A report by the SEC states that “tokens offered and sold by a ‘virtual’ organization known as ‘The DAO’ were securities and therefore subject to the federal securities laws.” The DAO raised more than $100 million in a crowdsale last year before a hacker managed to steal tens of millions of dollars worth of digital currency, leading to the DAO’s collapse.

The SEC is looking to prevent that from happening again.

“The innovative technology behind these virtual transactions does not exempt securities offerings and trading platforms from the regulatory framework designed to protect investors and the integrity of the markets,” said Stephanie Avakian, co-director of the SEC’s enforcement division.

So what are the red flags you should consider when looking to invest in an ICO?

Here’s the SEC’s warning list of fraud signals, which applies to much of what you might come across in the ICO market at this point:

“Guaranteed” high investment returns.
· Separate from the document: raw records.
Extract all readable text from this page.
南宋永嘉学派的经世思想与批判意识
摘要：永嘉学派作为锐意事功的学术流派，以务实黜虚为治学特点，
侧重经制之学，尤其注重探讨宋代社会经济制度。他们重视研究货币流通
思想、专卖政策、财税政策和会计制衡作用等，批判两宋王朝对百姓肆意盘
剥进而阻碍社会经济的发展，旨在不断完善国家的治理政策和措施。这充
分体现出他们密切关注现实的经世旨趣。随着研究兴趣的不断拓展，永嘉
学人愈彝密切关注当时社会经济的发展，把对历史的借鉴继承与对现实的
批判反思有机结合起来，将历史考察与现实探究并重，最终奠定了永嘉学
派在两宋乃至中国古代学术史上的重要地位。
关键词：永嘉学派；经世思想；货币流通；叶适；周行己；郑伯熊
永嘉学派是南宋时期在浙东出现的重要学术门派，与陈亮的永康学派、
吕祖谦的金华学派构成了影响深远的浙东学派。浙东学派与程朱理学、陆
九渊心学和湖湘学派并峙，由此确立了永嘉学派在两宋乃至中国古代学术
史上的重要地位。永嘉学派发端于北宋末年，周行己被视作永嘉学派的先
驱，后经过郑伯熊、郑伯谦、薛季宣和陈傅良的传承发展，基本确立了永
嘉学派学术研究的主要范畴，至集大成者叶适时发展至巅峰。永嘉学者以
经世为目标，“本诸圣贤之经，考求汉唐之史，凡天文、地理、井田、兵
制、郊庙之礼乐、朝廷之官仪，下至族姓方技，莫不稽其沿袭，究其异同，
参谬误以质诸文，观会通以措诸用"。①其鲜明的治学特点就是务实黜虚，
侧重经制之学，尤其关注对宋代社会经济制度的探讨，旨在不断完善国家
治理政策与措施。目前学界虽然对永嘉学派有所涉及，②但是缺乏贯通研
There is no such thing as guaranteed high investment returns. Be wary of anyone who promises that you will receive a high rate of return on your investment, with little or no risk.

Unsolicited offers. An unsolicited sales pitch may be part of a fraudulent investment scheme. Exercise extreme caution if you receive an unsolicited communication—meaning you didn’t ask for it and don’t know the sender—about an investment opportunity.
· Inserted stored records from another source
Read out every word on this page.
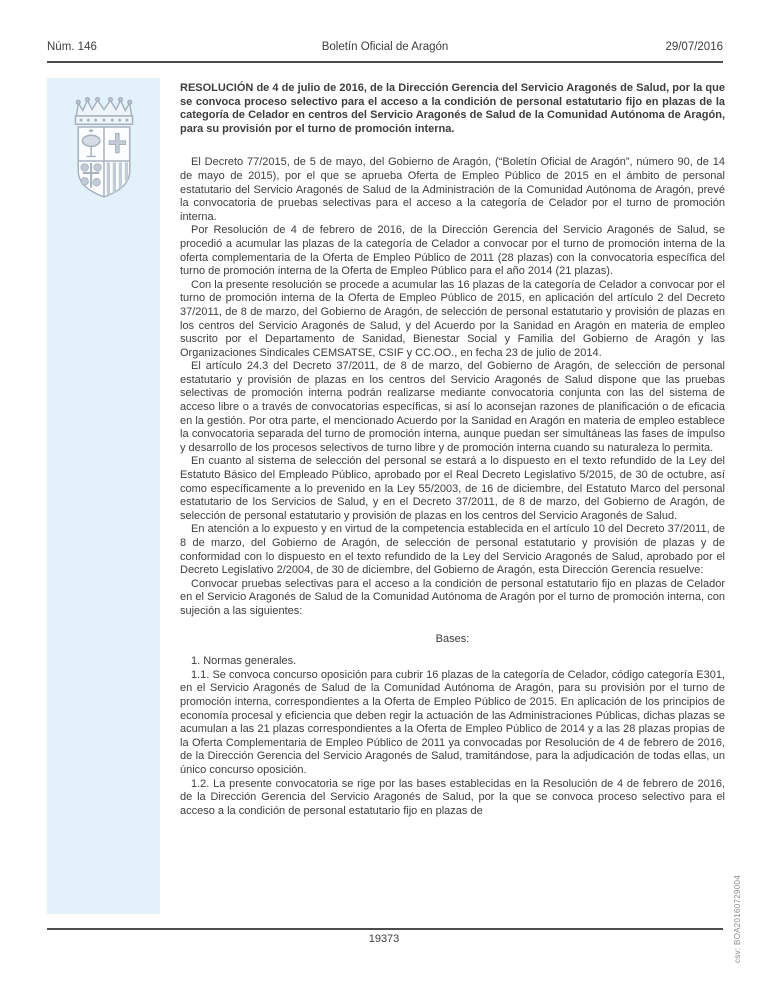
Núm. 146	Boletín Oficial de Aragón	29/07/2016

RESOLUCIÓN de 4 de julio de 2016, de la Dirección Gerencia del Servicio Aragonés de Salud, por la que se convoca proceso selectivo para el acceso a la condición de personal estatutario fijo en plazas de la categoría de Celador en centros del Servicio Aragonés de Salud de la Comunidad Autónoma de Aragón, para su provisión por el turno de promoción interna.

El Decreto 77/2015, de 5 de mayo, del Gobierno de Aragón, (“Boletín Oficial de Aragón”, número 90, de 14 de mayo de 2015), por el que se aprueba Oferta de Empleo Público de 2015 en el ámbito de personal estatutario del Servicio Aragonés de Salud de la Administración de la Comunidad Autónoma de Aragón, prevé la convocatoria de pruebas selectivas para el acceso a la categoría de Celador por el turno de promoción interna.

Por Resolución de 4 de febrero de 2016, de la Dirección Gerencia del Servicio Aragonés de Salud, se procedió a acumular las plazas de la categoría de Celador a convocar por el turno de promoción interna de la oferta complementaria de la Oferta de Empleo Público de 2011 (28 plazas) con la convocatoria específica del turno de promoción interna de la Oferta de Empleo Público para el año 2014 (21 plazas).

Con la presente resolución se procede a acumular las 16 plazas de la categoría de Celador a convocar por el turno de promoción interna de la Oferta de Empleo Público de 2015, en aplicación del artículo 2 del Decreto 37/2011, de 8 de marzo, del Gobierno de Aragón, de selección de personal estatutario y provisión de plazas en los centros del Servicio Aragonés de Salud, y del Acuerdo por la Sanidad en Aragón en materia de empleo suscrito por el Departamento de Sanidad, Bienestar Social y Familia del Gobierno de Aragón y las Organizaciones Sindicales CEMSATSE, CSIF y CC.OO., en fecha 23 de julio de 2014.

El artículo 24.3 del Decreto 37/2011, de 8 de marzo, del Gobierno de Aragón, de selección de personal estatutario y provisión de plazas en los centros del Servicio Aragonés de Salud dispone que las pruebas selectivas de promoción interna podrán realizarse mediante convocatoria conjunta con las del sistema de acceso libre o a través de convocatorias específicas, si así lo aconsejan razones de planificación o de eficacia en la gestión. Por otra parte, el mencionado Acuerdo por la Sanidad en Aragón en materia de empleo establece la convocatoria separada del turno de promoción interna, aunque puedan ser simultáneas las fases de impulso y desarrollo de los procesos selectivos de turno libre y de promoción interna cuando su naturaleza lo permita.

En cuanto al sistema de selección del personal se estará a lo dispuesto en el texto refundido de la Ley del Estatuto Básico del Empleado Público, aprobado por el Real Decreto Legislativo 5/2015, de 30 de octubre, así como específicamente a lo prevenido en la Ley 55/2003, de 16 de diciembre, del Estatuto Marco del personal estatutario de los Servicios de Salud, y en el Decreto 37/2011, de 8 de marzo, del Gobierno de Aragón, de selección de personal estatutario y provisión de plazas en los centros del Servicio Aragonés de Salud.

En atención a lo expuesto y en virtud de la competencia establecida en el artículo 10 del Decreto 37/2011, de 8 de marzo, del Gobierno de Aragón, de selección de personal estatutario y provisión de plazas y de conformidad con lo dispuesto en el texto refundido de la Ley del Servicio Aragonés de Salud, aprobado por el Decreto Legislativo 2/2004, de 30 de diciembre, del Gobierno de Aragón, esta Dirección Gerencia resuelve:

Convocar pruebas selectivas para el acceso a la condición de personal estatutario fijo en plazas de Celador en el Servicio Aragonés de Salud de la Comunidad Autónoma de Aragón por el turno de promoción interna, con sujeción a las siguientes:

Bases:

1. Normas generales.

1.1. Se convoca concurso oposición para cubrir 16 plazas de la categoría de Celador, código categoría E301, en el Servicio Aragonés de Salud de la Comunidad Autónoma de Aragón, para su provisión por el turno de promoción interna, correspondientes a la Oferta de Empleo Público de 2015. En aplicación de los principios de economía procesal y eficiencia que deben regir la actuación de las Administraciones Públicas, dichas plazas se acumulan a las 21 plazas correspondientes a la Oferta de Empleo Público de 2014 y a las 28 plazas propias de la Oferta Complementaria de Empleo Público de 2011 ya convocadas por Resolución de 4 de febrero de 2016, de la Dirección Gerencia del Servicio Aragonés de Salud, tramitándose, para la adjudicación de todas ellas, un único concurso oposición.

1.2. La presente convocatoria se rige por las bases establecidas en la Resolución de 4 de febrero de 2016, de la Dirección Gerencia del Servicio Aragonés de Salud, por la que se convoca proceso selectivo para el acceso a la condición de personal estatutario fijo en plazas de

csv: BOA20160729004
19373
Sounds too good to be true. If the investment sounds too good to be true, it probably is. Remember that investments providing higher returns typically involve more risk.

Pressure to buy RIGHT NOW. Fraudsters may try to create a false sense of urgency to get in on the investment. Take your time researching an investment opportunity before handing over your money.

Unlicensed sellers. Many fraudulent investment schemes involve unlicensed individuals or unregistered firms. Check license and registration status on Investor.gov.

No net worth or income requirements. The federal securities laws require securities offerings to be registered with the SEC unless an exemption from registration applies. Many registration exemptions require that investors are accredited investors; some others have investment limits. Be highly suspicious of private (i.e., unregistered) investment opportunities that do not ask about your net worth or income or whether investment limits apply.

The entire ICO model is still very much experimental. So even though there is large opportunity for huge gains, the chances of loss are more likely.

Now that the SEC has become involved and harsher regulations are imminent, many investors feel that this is the beginning of the end for the ICO model.

More rational figures however, feel that this is just the beginning and that sensible regulation is what’s needed to ensure this crowdfunding model protects investors in the future as much as it exposes them today.